Son günlerde ABD Rahip efendiyi bahane ederek genlerinde saklı bir takım özelliklerini açığa çıkararak dişlerini göstermeye başlamıştır.
Tam da gündemi değiştirecek zamanı bilmiştir.
Hem de iki hükümet üyesini hedef tahtasına koyarak bunu yapmıştır.
Söz konusu iki bakanın dahli nedir ki?
Özellikle iki bakanımıza uygulamak istediği yaptırımlar ise anlaşılabilir değildir.
Amerika'daki adli makamalar İçişleri yada Adalet Bakanlıklarına bağlı olmadığı gibi bizde de bağlı değildir.
Türkiye bir kovboy devleti değil ki, adaleti, bir bakanın ' hop' demesiyle oturup kalksın.
Her şeyden önce ABD'nin Türkiye ile özel ve genel anlamda ekonomik , kültürel ilişkileri yanında NATO, Suriye ve Ortadoğu'da da gelecekle ilgili yol haritaları vardır.
Anca ne NATO ne de özel ikili(istihbarat dahil) ilişkileri hesaba katmayan Amerika genlerindeki kodları öne çıkarmaktadır.

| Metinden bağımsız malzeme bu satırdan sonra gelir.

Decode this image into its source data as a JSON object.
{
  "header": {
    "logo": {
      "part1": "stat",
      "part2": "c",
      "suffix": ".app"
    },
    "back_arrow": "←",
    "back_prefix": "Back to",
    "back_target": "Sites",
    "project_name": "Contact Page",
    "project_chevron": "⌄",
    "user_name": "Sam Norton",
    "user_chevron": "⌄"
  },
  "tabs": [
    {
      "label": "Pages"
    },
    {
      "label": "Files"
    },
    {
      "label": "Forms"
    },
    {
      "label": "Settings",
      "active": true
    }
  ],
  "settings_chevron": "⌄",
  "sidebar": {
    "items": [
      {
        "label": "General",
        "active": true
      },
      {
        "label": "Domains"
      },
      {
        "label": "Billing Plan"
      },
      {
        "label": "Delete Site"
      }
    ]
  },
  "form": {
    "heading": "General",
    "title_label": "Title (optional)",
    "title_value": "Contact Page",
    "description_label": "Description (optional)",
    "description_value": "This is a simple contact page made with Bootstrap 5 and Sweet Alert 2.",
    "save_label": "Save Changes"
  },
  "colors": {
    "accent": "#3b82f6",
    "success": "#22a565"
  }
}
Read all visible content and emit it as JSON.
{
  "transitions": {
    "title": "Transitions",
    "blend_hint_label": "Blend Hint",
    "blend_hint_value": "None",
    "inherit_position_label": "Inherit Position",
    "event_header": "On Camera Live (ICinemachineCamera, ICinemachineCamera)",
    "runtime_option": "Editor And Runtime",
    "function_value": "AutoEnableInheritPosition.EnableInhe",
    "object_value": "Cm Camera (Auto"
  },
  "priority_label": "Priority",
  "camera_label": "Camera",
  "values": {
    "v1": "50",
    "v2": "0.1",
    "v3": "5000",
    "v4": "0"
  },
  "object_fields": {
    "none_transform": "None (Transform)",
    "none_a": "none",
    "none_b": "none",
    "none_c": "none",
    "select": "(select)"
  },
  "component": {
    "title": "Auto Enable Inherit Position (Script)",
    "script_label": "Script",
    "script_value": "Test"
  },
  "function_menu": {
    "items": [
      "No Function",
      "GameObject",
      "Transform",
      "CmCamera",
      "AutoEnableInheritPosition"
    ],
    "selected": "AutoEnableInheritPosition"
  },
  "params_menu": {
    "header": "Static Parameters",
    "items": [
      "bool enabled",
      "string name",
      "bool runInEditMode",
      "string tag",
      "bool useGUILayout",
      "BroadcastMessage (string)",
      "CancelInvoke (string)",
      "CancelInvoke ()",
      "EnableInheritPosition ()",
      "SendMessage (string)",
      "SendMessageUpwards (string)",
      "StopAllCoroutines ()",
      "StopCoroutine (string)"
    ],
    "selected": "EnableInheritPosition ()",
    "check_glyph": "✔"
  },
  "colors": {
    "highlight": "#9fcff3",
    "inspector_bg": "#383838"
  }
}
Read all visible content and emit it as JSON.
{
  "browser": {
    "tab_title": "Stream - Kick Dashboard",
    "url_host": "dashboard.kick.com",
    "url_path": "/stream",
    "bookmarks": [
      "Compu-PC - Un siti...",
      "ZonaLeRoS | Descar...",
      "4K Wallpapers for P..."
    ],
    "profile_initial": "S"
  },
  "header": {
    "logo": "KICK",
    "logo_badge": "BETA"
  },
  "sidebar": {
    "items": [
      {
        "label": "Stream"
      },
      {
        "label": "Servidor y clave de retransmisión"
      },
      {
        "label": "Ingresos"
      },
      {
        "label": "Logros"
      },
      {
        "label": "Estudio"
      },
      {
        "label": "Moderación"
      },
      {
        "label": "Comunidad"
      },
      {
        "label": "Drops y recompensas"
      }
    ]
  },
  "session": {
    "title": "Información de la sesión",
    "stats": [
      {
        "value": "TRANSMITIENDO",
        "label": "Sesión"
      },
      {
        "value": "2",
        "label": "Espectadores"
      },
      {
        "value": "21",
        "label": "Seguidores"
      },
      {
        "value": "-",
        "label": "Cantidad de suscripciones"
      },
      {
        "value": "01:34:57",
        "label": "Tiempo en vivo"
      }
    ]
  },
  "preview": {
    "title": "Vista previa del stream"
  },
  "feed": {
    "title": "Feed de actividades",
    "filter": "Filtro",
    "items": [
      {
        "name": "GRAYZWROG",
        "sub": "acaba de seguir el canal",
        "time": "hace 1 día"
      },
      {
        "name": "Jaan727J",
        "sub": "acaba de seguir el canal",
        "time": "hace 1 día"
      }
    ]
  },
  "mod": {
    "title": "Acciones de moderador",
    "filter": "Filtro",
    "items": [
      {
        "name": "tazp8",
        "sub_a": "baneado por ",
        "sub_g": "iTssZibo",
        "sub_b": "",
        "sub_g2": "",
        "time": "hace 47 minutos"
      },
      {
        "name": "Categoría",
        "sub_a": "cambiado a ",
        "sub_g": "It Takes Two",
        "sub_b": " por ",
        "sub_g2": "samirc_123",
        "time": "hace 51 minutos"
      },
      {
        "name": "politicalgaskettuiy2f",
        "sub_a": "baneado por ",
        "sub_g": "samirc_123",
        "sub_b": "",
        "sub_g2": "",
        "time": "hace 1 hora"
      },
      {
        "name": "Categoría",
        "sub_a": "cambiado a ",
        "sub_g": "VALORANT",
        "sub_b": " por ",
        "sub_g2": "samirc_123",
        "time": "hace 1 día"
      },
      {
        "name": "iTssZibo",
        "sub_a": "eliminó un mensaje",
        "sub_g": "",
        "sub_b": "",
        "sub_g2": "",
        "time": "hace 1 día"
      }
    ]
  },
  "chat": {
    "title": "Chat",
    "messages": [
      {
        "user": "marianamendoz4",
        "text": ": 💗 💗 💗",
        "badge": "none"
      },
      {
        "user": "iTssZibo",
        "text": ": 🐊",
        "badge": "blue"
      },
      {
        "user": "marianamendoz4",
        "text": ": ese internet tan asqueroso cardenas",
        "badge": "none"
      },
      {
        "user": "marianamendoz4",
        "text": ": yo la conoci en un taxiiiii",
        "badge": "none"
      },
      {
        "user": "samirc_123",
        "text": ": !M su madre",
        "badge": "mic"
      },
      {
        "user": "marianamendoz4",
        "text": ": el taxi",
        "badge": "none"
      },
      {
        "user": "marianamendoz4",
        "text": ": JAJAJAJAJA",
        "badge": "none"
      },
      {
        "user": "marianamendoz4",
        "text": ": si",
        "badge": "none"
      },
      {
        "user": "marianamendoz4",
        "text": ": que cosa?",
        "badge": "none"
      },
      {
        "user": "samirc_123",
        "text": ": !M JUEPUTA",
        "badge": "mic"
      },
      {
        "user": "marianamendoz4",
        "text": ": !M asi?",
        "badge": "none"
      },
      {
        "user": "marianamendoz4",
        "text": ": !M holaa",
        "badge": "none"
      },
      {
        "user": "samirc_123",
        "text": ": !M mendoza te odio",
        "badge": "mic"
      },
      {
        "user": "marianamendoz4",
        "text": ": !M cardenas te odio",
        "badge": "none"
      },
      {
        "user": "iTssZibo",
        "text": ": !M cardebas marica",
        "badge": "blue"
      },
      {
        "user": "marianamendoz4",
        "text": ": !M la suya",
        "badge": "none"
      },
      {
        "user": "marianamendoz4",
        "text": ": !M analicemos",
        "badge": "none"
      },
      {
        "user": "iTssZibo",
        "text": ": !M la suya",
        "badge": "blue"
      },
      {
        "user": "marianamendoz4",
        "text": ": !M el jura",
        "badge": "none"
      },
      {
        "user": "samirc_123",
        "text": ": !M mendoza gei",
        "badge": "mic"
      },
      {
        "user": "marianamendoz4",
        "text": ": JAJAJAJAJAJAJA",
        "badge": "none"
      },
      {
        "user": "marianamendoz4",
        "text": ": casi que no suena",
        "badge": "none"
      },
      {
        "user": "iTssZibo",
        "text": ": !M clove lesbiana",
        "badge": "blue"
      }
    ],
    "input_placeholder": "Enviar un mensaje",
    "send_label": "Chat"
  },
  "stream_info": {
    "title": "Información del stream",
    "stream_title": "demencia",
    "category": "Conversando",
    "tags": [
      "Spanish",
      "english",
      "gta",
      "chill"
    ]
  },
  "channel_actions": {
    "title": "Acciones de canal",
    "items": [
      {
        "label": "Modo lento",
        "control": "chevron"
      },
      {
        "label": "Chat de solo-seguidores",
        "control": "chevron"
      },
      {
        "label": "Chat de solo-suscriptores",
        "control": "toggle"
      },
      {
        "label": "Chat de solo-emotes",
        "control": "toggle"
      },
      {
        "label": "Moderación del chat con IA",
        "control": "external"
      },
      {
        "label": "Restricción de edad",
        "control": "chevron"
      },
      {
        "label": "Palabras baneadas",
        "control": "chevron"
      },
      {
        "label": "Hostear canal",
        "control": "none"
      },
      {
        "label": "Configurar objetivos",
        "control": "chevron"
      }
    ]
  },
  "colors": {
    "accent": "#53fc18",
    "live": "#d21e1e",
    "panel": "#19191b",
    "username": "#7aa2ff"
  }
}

Amerikan kültüründe sorunu barışçıl yollarla çözme geleneği yoktur.
Kötülüğe kötülük Amerika'nın şiarındandır.
Bunun için Hakk'a değil, güce inanır.
Bu nedenledir ki, Birinci ve İkinci Dünya Savaşlarında baskın saldırılarla savaşın galibi olmuştur.
Japonya'ya atmış olduğu iki atom bombası, ABD'nin kıyamet sabahına kadar devam edecek gaddarlığının ve acımasızlığının sembolü olarak bilinecektir.
ABD'nin bu merhametsizliği ve acımasızlığı yalnız İkinci Dünya Savaşı'nda değil, ondan sonraki dış politika süreçlerinde de devam etmiştir.
Hep birlikte görmekteyiz ki ABD, İsrail'in insan ve çocuk katliamlarına, göçmenlerin Akdeniz'de telef olmasına, dünyanın çeşitli yerlerinde akan Müslüman kanına seyirci kalmış ve kalmaktadır.
'Her şey aslına rücu eder' kade-i külliyesine göre kovboyluk argümanlarıyla Türkiye ile ilişkilerini sürdürmek azmindedir.